Unit Test 1: Hormonal Control of the Menstrual Cycle

Question

The menstrual cycle is controlled by four main hormones: FSH, LH, oestrogen, and progesterone.

(a) Describe the role of FSH in the menstrual cycle and explain how it is involved in follicle development. [2 marks]

(b) Describe the role of LH and explain the significance of the "LH surge" around day 14. [3 marks]

(c) The graph below shows the blood concentration of oestrogen and progesterone during a typical 28-day menstrual cycle. There are two peaks of oestrogen: one around day 12--13 and another smaller rise around day 21. Explain the hormonal mechanism responsible for the first peak of oestrogen and explain why this peak leads to the LH surge. [4 marks]

Worked Solution

(a) FSH (follicle-stimulating hormone) is secreted by the anterior pituitary gland. It stimulates the development of a Graafian follicle in the ovary and stimulates the follicle cells to produce oestrogen.

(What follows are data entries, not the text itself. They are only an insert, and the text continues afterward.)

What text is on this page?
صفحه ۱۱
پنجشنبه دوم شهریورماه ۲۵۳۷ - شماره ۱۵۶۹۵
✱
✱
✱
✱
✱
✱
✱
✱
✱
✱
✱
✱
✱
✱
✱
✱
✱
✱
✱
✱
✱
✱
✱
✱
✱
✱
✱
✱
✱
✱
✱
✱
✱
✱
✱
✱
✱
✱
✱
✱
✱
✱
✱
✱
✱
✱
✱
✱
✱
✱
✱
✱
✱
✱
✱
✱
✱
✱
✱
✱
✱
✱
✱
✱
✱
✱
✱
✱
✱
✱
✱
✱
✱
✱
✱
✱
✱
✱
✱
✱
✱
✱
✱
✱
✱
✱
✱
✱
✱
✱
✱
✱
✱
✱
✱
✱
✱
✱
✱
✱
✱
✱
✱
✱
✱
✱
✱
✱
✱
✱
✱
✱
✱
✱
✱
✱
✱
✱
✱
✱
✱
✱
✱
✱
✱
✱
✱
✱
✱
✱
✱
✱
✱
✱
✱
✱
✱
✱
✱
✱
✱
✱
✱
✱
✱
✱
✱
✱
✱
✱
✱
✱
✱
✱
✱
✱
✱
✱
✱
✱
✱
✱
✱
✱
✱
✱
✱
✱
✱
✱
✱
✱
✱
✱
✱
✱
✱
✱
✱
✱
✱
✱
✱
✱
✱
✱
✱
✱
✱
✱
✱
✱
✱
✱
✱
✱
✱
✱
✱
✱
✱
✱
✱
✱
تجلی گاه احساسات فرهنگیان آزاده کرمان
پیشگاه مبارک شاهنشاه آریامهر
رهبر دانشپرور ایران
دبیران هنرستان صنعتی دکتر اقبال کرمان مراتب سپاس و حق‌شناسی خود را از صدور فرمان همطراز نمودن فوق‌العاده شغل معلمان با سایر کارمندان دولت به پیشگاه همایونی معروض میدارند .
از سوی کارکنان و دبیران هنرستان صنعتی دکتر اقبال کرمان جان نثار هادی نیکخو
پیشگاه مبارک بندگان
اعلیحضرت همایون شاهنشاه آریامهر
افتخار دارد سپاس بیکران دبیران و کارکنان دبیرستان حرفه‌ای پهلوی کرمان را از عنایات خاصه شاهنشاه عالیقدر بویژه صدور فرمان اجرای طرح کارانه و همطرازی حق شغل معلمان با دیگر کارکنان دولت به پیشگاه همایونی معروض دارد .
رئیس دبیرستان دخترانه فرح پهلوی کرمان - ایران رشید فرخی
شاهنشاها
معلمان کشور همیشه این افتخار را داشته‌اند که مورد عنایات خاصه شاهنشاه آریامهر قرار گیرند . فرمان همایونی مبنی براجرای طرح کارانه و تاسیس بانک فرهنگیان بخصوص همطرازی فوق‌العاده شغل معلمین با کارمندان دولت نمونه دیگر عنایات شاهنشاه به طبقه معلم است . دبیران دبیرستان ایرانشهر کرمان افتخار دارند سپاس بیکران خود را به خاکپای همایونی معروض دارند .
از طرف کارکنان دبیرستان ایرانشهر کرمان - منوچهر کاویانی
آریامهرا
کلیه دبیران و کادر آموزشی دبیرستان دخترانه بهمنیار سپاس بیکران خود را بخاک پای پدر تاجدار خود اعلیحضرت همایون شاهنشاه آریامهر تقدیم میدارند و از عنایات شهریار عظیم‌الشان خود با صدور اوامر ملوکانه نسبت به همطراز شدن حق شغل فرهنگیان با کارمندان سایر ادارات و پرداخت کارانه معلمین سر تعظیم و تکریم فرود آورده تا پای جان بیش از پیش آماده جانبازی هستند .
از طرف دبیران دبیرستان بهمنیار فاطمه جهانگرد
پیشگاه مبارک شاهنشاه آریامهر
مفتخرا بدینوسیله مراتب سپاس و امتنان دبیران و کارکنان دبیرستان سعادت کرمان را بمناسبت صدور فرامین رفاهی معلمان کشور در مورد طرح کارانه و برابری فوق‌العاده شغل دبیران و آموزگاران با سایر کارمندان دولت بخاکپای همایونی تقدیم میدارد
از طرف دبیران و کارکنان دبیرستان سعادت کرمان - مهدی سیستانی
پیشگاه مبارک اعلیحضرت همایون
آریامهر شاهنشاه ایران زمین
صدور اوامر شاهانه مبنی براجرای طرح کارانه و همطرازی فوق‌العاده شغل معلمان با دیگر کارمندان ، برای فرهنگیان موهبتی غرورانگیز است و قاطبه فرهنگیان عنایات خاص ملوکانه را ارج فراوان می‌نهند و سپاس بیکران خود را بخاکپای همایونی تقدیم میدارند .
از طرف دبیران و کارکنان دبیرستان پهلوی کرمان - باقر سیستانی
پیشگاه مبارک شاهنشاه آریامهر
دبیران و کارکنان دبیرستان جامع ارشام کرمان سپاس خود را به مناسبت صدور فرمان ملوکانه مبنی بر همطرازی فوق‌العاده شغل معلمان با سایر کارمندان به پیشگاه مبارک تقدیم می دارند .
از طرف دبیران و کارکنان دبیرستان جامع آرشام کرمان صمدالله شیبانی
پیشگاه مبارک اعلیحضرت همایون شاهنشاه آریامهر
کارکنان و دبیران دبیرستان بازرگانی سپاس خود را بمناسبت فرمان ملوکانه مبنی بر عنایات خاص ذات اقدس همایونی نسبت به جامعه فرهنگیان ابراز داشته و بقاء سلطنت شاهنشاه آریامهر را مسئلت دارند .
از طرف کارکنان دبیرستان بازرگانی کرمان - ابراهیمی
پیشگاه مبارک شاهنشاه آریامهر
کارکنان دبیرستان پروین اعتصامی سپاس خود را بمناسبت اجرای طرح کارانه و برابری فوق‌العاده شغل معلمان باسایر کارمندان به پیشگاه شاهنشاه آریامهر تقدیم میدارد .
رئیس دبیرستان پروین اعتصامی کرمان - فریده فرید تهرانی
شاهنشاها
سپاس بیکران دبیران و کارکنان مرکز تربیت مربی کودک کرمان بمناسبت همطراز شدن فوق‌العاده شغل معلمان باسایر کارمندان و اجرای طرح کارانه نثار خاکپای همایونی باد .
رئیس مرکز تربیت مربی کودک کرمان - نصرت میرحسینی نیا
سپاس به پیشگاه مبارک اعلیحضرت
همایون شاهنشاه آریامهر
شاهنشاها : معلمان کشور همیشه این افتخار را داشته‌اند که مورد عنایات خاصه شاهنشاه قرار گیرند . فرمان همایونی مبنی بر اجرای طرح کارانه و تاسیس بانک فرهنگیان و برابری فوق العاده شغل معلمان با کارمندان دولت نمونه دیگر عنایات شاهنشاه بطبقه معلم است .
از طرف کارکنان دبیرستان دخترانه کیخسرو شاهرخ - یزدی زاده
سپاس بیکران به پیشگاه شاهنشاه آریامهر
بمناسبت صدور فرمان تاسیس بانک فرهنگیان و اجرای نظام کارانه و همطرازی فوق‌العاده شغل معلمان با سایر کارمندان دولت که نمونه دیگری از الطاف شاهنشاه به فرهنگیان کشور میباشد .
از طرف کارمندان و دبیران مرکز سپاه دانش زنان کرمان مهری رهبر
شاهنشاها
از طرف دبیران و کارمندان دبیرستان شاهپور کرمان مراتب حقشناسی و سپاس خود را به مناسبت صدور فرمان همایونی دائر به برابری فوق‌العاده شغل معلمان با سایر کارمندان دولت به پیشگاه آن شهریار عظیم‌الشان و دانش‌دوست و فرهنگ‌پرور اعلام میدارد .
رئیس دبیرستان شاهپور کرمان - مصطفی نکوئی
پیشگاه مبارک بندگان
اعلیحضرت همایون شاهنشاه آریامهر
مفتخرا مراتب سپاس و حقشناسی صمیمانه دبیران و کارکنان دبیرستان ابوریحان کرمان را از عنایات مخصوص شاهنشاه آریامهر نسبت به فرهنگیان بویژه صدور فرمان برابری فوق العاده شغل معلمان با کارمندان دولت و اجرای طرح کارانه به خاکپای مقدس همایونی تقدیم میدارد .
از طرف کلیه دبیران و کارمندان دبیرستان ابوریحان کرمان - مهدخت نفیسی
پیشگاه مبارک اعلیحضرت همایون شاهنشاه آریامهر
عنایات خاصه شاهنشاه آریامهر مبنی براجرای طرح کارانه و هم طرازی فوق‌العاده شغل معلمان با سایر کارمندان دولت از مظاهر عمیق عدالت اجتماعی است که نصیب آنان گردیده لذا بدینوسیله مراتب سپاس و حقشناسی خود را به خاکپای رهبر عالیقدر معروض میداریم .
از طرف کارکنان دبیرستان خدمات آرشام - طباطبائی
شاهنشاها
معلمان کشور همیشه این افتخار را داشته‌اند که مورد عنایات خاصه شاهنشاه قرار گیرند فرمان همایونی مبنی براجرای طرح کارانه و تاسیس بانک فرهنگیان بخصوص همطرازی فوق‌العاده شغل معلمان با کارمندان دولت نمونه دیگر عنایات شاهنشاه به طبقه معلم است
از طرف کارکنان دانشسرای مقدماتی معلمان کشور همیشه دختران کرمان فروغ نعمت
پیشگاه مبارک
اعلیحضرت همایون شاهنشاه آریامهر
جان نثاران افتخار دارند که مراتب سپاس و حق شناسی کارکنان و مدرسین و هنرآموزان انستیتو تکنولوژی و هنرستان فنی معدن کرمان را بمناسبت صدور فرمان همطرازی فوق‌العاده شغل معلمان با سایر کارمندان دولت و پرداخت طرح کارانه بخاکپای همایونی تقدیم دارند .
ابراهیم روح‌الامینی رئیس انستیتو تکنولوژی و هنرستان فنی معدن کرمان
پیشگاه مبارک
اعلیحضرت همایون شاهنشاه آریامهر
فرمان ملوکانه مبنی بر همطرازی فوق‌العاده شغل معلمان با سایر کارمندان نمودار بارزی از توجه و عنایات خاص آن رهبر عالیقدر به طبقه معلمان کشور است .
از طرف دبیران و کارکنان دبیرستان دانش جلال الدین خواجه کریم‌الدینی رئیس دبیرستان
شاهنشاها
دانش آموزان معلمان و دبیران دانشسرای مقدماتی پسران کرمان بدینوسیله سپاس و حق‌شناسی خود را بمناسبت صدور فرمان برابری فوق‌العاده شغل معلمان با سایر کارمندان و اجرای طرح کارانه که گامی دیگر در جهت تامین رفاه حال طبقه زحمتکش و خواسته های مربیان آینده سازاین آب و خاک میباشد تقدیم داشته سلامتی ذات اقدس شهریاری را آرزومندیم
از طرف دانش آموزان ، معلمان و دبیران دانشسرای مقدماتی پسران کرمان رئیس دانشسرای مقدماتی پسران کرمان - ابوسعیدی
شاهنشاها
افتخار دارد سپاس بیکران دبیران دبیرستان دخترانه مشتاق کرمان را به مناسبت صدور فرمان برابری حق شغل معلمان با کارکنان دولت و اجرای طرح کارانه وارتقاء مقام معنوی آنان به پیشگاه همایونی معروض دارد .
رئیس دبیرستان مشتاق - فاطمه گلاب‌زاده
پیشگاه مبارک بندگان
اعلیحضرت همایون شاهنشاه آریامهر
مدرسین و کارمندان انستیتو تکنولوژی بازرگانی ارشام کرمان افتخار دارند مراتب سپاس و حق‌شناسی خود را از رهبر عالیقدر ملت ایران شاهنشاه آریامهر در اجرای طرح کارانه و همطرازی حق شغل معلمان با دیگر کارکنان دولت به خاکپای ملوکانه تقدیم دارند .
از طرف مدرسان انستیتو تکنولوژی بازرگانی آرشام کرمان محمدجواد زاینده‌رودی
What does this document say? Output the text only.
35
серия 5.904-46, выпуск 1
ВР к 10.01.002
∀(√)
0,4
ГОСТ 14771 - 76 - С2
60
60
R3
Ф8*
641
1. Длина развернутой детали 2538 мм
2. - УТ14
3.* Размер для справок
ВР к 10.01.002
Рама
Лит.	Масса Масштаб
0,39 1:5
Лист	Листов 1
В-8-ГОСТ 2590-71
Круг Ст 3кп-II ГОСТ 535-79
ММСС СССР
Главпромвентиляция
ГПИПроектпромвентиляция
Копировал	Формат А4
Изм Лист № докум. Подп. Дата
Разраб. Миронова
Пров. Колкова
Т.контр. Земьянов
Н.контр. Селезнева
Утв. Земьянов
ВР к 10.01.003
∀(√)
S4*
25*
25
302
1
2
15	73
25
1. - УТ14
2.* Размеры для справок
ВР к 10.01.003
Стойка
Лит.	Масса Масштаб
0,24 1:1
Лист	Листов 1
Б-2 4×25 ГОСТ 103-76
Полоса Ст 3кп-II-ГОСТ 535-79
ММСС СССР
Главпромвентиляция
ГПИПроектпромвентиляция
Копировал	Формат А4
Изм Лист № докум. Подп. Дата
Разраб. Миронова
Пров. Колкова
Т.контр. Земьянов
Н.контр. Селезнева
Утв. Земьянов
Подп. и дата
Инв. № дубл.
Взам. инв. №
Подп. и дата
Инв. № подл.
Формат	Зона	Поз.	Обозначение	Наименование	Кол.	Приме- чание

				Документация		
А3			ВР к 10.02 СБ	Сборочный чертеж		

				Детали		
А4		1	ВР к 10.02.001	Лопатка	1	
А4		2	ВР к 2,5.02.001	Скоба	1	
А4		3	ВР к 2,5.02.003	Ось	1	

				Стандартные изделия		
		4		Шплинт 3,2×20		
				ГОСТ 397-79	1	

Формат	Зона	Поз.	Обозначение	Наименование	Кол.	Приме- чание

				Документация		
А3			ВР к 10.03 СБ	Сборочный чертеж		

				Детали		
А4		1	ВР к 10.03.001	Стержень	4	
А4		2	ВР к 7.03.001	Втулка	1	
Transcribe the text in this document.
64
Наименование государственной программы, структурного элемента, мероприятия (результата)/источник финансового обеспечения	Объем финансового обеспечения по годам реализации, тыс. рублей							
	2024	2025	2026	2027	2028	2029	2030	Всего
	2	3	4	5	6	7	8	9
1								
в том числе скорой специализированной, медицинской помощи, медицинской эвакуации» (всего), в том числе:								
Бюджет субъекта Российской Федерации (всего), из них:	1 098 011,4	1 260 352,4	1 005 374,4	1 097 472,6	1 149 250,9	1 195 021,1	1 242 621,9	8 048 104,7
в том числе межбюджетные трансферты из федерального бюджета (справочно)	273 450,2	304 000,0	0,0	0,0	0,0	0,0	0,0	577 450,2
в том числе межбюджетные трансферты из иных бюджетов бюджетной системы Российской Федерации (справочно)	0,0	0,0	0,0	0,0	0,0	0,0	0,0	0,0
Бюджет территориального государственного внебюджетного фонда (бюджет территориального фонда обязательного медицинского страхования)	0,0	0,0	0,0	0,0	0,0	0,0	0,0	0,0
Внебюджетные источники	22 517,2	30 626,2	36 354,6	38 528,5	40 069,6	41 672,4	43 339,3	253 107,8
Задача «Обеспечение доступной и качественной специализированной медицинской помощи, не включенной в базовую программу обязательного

(b) LH (luteinising hormone) is secreted by the anterior pituitary gland. The LH surge (a sharp increase in LH concentration around day 14) triggers ovulation: the release of the secondary oocyte from the Graafian follicle. After ovulation, LH also stimulates the remnants of the follicle to develop into the corpus luteum, which secretes progesterone.

(c) The first oestrogen peak (around day 12--13) is caused by the developing Graafian follicle, which is stimulated by FSH to produce increasing amounts of oestrogen.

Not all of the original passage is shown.